Posted on 07-06-2023 02:03 AM
Jamf is sadly falling further behind the competition and Jamf Protect and Jamf Compliance Editor are particularly poor areas.
For Jamf Protect it has numerous bugs affecting deployment, as just some examples -
Jamf Protect has supposedly built-in lists of CIS Level 1 and CIS Level 2 controls for reporting compliance. However the names do not match the more official names e.g. they do not list the CIS control numbers, even worse, the number of entries in Jamf Protect is far smaller than the list in Jamf Compliance Editor suggesting a vast number are missing and will not be reported on.
Jamf Compliance Editor on the surface looks better, it lists the CIS controls with better names although as mentioned not matched by Jamf Protect, it lists more of them giving more confidence it is complete, it is structured so that it copes with generating settings for different versions of macOS and it has a mechanism for exempting reporting some controls for a subset of Macs.

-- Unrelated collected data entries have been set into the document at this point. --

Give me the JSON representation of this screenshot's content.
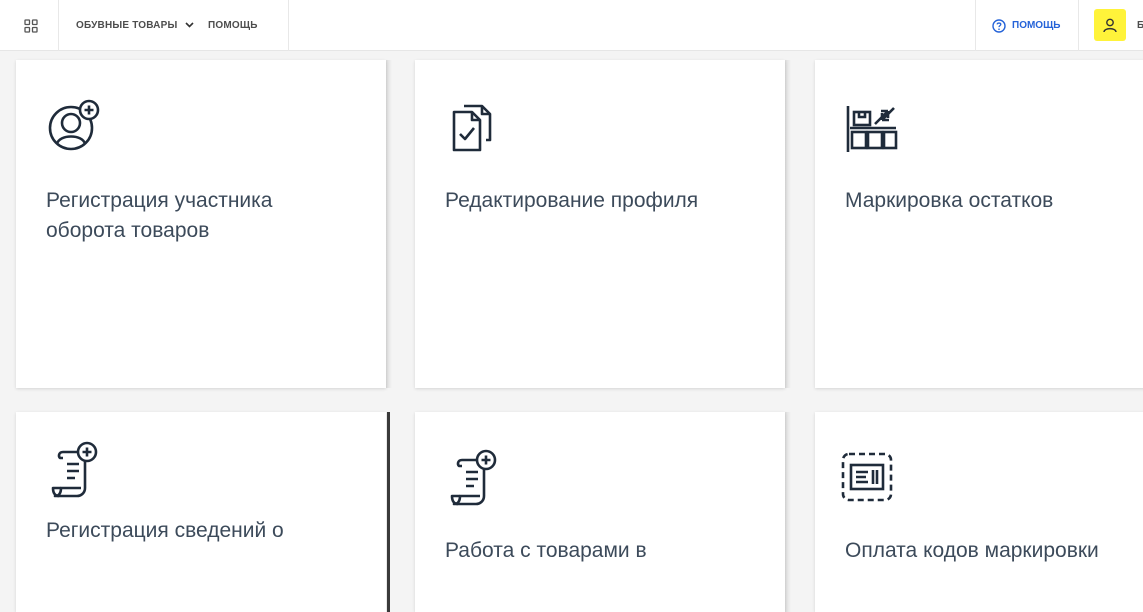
{
  "header": {
    "apps_icon": "apps-grid-icon",
    "product_label": "ОБУВНЫЕ ТОВАРЫ",
    "nav_help_label": "ПОМОЩЬ",
    "help_link_label": "ПОМОЩЬ",
    "help_icon": "question-circle-icon",
    "user_icon": "user-icon",
    "user_label": "Б",
    "accent_color": "#fff33a",
    "link_color": "#2563d8"
  },
  "cards": [
    {
      "title": "Регистрация участника оборота товаров",
      "icon": "user-add-icon"
    },
    {
      "title": "Редактирование профиля",
      "icon": "document-check-icon"
    },
    {
      "title": "Маркировка остатков",
      "icon": "boxes-labeling-icon"
    },
    {
      "title": "Регистрация сведений о",
      "icon": "scroll-add-icon"
    },
    {
      "title": "Работа с товарами в",
      "icon": "scroll-add-icon"
    },
    {
      "title": "Оплата кодов маркировки",
      "icon": "code-frame-icon"
    }
  ]
}
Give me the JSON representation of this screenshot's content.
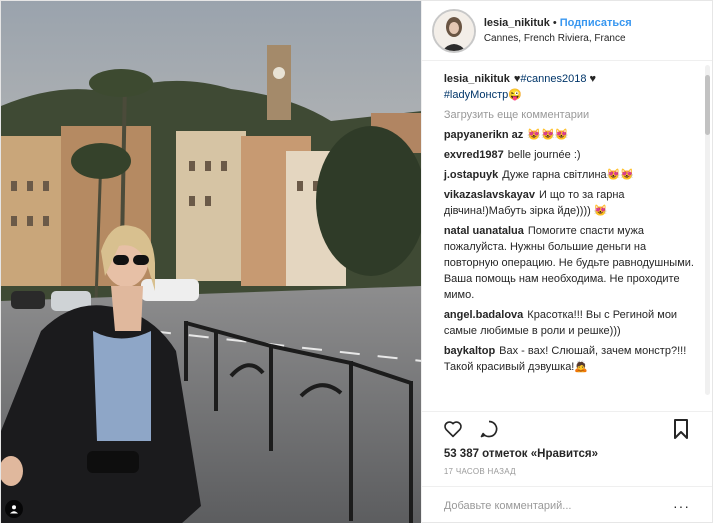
{
  "header": {
    "username": "lesia_nikituk",
    "separator": "•",
    "follow_label": "Подписаться",
    "location": "Cannes, French Riviera, France"
  },
  "caption": {
    "username": "lesia_nikituk",
    "text_a": "♥",
    "tag1": "#cannes2018",
    "text_b": "♥",
    "tag2": "#ladyМонстр",
    "emoji": "😜"
  },
  "load_more": "Загрузить еще комментарии",
  "comments": [
    {
      "user": "papyanerikn az",
      "text": "😻😻😻"
    },
    {
      "user": "exvred1987",
      "text": "belle journée :)"
    },
    {
      "user": "j.ostapuyk",
      "text": "Дуже гарна свiтлина😻😻"
    },
    {
      "user": "vikazaslavskayav",
      "text": "И що то за гарна дiвчина!)Мабуть зiрка йде)))) 😻"
    },
    {
      "user": "natal uanatalua",
      "text": "Помогите спасти мужа пожалуйста. Нужны большие деньги на повторную операцию. Не будьте равнодушными. Ваша помощь нам необходима. Не проходите мимо."
    },
    {
      "user": "angel.badalova",
      "text": "Красотка!!! Вы с Региной мои самые любимые в роли и решке)))"
    },
    {
      "user": "baykaltop",
      "text": "Вах - вах! Слюшай, зачем монстр?!!! Такой красивый дэвушка!🙇"
    }
  ],
  "likes": "53 387 отметок «Нравится»",
  "time_ago": "17 ЧАСОВ НАЗАД",
  "add_comment_placeholder": "Добавьте комментарий...",
  "more_label": "···",
  "colors": {
    "link": "#3897f0",
    "hashtag": "#003569",
    "muted": "#999999"
  }
}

Unfortunately it has a huge flaw. Whilst its own reporting in the form of Jamf Pro Extension attributes can indeed allow for exemptions, it does not seem to have a mechanism to actually exempt enforcement. As the remediation measures generated by Jamf Compliance Editor are either multi-control profiles or a monolithic script and the names of the profiles and scripts its generates are fixed it is effectively impossible to use Jamf Compliance Editor to generate even two sets for two groups of devices as the names will be the same and one would overwrite the other. Since the generated Jamf Profiles cover multiple CIS controls it is effectively impossible to scope things in Jamf to exempt a Mac from a single specific control.

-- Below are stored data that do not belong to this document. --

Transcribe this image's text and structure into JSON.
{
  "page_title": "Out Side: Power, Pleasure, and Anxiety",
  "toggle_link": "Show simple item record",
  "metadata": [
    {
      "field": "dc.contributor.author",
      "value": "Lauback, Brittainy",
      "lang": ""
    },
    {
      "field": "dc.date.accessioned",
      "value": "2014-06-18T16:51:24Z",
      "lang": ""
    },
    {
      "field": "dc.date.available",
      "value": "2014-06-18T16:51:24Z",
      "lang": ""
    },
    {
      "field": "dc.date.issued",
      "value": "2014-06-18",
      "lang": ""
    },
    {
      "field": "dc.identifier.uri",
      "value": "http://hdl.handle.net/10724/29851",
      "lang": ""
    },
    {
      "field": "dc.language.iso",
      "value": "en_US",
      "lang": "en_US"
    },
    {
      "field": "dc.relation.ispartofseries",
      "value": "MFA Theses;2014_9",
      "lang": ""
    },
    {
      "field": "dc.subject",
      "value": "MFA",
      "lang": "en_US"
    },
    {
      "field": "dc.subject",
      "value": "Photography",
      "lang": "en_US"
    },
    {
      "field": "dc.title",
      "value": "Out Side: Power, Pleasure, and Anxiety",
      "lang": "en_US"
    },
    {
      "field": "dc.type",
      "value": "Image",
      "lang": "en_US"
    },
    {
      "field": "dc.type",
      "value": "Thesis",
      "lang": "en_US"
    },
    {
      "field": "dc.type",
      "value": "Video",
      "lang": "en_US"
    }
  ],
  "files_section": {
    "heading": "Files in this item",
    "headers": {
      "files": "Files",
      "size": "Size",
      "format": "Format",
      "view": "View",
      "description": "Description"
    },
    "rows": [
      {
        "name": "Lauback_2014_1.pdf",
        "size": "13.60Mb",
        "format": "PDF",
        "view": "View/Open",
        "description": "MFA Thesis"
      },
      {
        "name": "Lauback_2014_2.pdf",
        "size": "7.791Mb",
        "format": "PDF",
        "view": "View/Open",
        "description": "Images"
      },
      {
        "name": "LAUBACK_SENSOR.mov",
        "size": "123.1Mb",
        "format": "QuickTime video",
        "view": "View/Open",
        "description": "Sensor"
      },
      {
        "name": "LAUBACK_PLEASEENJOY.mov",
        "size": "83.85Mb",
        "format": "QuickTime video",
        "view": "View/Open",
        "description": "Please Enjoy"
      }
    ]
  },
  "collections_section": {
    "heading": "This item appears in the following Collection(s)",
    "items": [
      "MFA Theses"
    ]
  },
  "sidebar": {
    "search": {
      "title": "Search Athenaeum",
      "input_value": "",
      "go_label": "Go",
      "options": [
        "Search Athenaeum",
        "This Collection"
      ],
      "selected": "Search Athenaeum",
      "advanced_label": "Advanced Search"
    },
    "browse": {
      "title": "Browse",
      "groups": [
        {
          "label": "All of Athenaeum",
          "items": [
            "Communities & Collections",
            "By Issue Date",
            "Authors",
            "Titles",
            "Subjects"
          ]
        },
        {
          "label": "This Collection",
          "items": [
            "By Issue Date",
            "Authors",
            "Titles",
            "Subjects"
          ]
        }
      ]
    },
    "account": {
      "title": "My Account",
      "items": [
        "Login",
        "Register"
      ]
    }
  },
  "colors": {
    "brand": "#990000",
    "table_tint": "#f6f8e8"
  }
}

As a result as far as I can see one would have to generate and upload a single set covering all or most controls and then in Jamf Pro clone them, edit them, edit the scripts, define new groups etc. etc. and almost have to do it all by hand again making Jamf Compliance Editor almost useless.

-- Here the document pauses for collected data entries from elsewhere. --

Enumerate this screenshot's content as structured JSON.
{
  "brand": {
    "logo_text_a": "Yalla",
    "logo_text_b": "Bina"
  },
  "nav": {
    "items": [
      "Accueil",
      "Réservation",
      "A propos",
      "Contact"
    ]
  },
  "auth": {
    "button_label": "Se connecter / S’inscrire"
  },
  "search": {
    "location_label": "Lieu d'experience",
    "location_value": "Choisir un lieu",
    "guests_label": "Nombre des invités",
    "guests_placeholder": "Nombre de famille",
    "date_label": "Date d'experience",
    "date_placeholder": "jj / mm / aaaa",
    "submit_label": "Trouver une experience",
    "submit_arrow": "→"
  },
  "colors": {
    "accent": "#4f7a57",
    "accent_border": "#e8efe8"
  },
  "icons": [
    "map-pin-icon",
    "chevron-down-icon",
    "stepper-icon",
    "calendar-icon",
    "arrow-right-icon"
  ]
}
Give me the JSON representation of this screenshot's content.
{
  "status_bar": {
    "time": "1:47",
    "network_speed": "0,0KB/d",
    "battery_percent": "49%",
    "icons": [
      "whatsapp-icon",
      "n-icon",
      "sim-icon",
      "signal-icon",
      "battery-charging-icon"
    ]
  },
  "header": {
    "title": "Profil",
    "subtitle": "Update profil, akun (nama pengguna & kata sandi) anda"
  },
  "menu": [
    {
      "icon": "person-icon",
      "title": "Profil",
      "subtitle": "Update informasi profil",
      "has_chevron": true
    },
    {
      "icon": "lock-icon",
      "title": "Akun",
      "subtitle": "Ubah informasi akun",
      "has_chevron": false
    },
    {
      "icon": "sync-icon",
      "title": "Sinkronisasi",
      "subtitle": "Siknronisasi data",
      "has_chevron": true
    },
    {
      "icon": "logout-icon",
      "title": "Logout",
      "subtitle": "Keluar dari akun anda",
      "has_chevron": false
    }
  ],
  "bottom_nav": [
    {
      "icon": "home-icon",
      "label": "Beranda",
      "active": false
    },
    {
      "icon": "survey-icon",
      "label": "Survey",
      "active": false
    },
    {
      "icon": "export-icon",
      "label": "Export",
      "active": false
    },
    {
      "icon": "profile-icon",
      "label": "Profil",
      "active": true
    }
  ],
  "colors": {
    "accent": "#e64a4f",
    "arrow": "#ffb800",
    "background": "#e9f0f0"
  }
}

An alternative approach might be to equally tediously only use Jamf Compliance Editor to generate a single control at a time and still have to make multiple copies of the scripts with different names but at least then be able to have smaller profiles to deal with and be able to do different computer groups for scoping.
Despite what you may think the impression given is that whoever wrote Jamf Compliance Editor and whoever wrote Jamf Protect have never seen the other tool. It is also the impression that Jamf Protect has had little or no enhancements for years. Arguably other than fixing bugs, a logical progression would have been to add the option in Jamf Protect to report against additional different frameworks e.g. NIST which Jamf Compliance Editor does support!
Jamf sadly seem to forget what software tools like this are supposed to do.
1. Do reporting (mainly done via Jamf Protect)
2. Do enforcement (mainly done via Jamf Compliance Editor)
3. But what they forget is that such tools are supposed to also save customers time and effort and maker it easier for them to do their jobs.
This is what increasingly newer MDM competitors to Jamf are offering and starting to significantly eat in to Jamf's marketshare.
I still regard Jamf as having by far the most powerful set of tools but having implemented Jamf tools at many companies I am increasingly getting fed up having to manually do the same things each time that most organisations need and which therefore Jamf should be providing standard, automated approaches for.
PS. Jamf is also increasingly failing to support new MDM functions for many, many months after a new macOS is released and therefore breaking their long held claim to be ready on day one of a new macOS release. Once more their newer more agile competitors are beating Jamf in this area.